Fixed handling of draft commits and logging calls

stash accepted this revision.Sep 20 2017, 5:58 AM

@shivramk It looks good to me, I'm going to accept the revision, but please address the comments, especially two most important ones about timeout and about calling fastlog only once.

Heads up @durham @ryanmce.

I just tested the change again. We'll see speed up on hg log FILENAME for certain files that are affected by linkrev issue. On my host I can reliably repro 7 secs speed up for one of such files - 11 secs down to 4 secs. It should also speed up other commands such as amend, maybe rebases etc.

What puzzled me for a long time is why we see this speed up in hg log command, while we already have fastlog.py extension. Turned out that fastlog.py extension works only for directories. From fastlog.py comment:

# bail on symlinks, and also bail on files for now
# with follow behavior, for files, we are supposed
# to track copies / renames, but it isn't convenient
# to do this through scmquery
remotefilelog/remotefilectx.py
297

Let's run fastlog only once - please run it only if seenpublic is False:

if not seenpublic and repo.ui.configbool('fastlog', 'enabled'):
298–299

Formatting is wrong:

lnode = self._linknodeviafastlog(repo, path, ancrev, fnode,
                                 cl, mfl)

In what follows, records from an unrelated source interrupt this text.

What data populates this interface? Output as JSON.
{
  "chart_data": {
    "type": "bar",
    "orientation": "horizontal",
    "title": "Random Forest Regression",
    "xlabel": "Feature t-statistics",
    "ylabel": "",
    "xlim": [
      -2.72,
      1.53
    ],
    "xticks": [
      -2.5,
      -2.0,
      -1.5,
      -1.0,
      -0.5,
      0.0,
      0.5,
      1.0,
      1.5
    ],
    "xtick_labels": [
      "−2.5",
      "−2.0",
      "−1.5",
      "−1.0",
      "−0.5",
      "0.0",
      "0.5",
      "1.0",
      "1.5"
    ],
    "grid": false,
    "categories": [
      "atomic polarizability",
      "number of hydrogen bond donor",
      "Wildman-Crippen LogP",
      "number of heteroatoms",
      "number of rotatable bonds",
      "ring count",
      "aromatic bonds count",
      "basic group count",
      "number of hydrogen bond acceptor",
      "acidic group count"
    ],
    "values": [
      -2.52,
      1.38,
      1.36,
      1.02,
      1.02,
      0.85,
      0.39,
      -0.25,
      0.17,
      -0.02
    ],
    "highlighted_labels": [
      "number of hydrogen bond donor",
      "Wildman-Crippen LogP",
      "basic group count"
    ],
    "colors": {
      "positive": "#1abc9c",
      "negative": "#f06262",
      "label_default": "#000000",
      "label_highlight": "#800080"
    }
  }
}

I suggest to use Nuclide - it highlights such problems automatically

301

Can you also log successful fastlog calls:

if lnode:
  repo.ui.log('fastloglinkrevfixup', _('success\n'))
  return lnode
330–337

I completely forgot about timeout, but luckily the change is simple:

Please add these two lines -

diff --git a/remotefilelog/remotefilectx.py b/remotefilelog/remotefilectx.py
--- a/remotefilelog/remotefilectx.py
+++ b/remotefilelog/remotefilectx.py
@@ -325,8 +325,10 @@
             return None
         try:
             srchex = repo[srcrev].hex()
+            FASTLOG_TIMEOUT_IN_SECS = 0.5
             results = self._conduit.call_conduit(
                 'scmquery.log_v2',
+                timeout=FASTLOG_TIMEOUT_IN_SECS,
                 repo=reponame,
                 scm_type='hg',
                 rev=srchex,

Also I added depended revision in phabricator that adds timeout functionality - D742. So if you want to test locally, then first you need to do hgarc patch D742 to get my changes, then rebase your changes on top.

But don't worry, I tested them myself.

stash added a comment.EditedSep 21 2017, 10:01 AM

@shivramk I just pushed diff with timeout. Please address the comments and feel free to land it!

shivramk added inline comments.Sep 21 2017, 1:56 PM
remotefilelog/remotefilectx.py
297

The outer if condition is already checking for not seenpublic. Wouldn't this check be redundant?

shivramk updated this revision to Diff 1972.Sep 21 2017, 2:15 PM

Addressed review comments

stash added inline comments.Sep 22 2017, 5:15 AM
remotefilelog/remotefilectx.py
297

Right, makes sense

stash accepted this revision.Sep 22 2017, 5:16 AM
This revision was automatically updated to reflect the committed changes.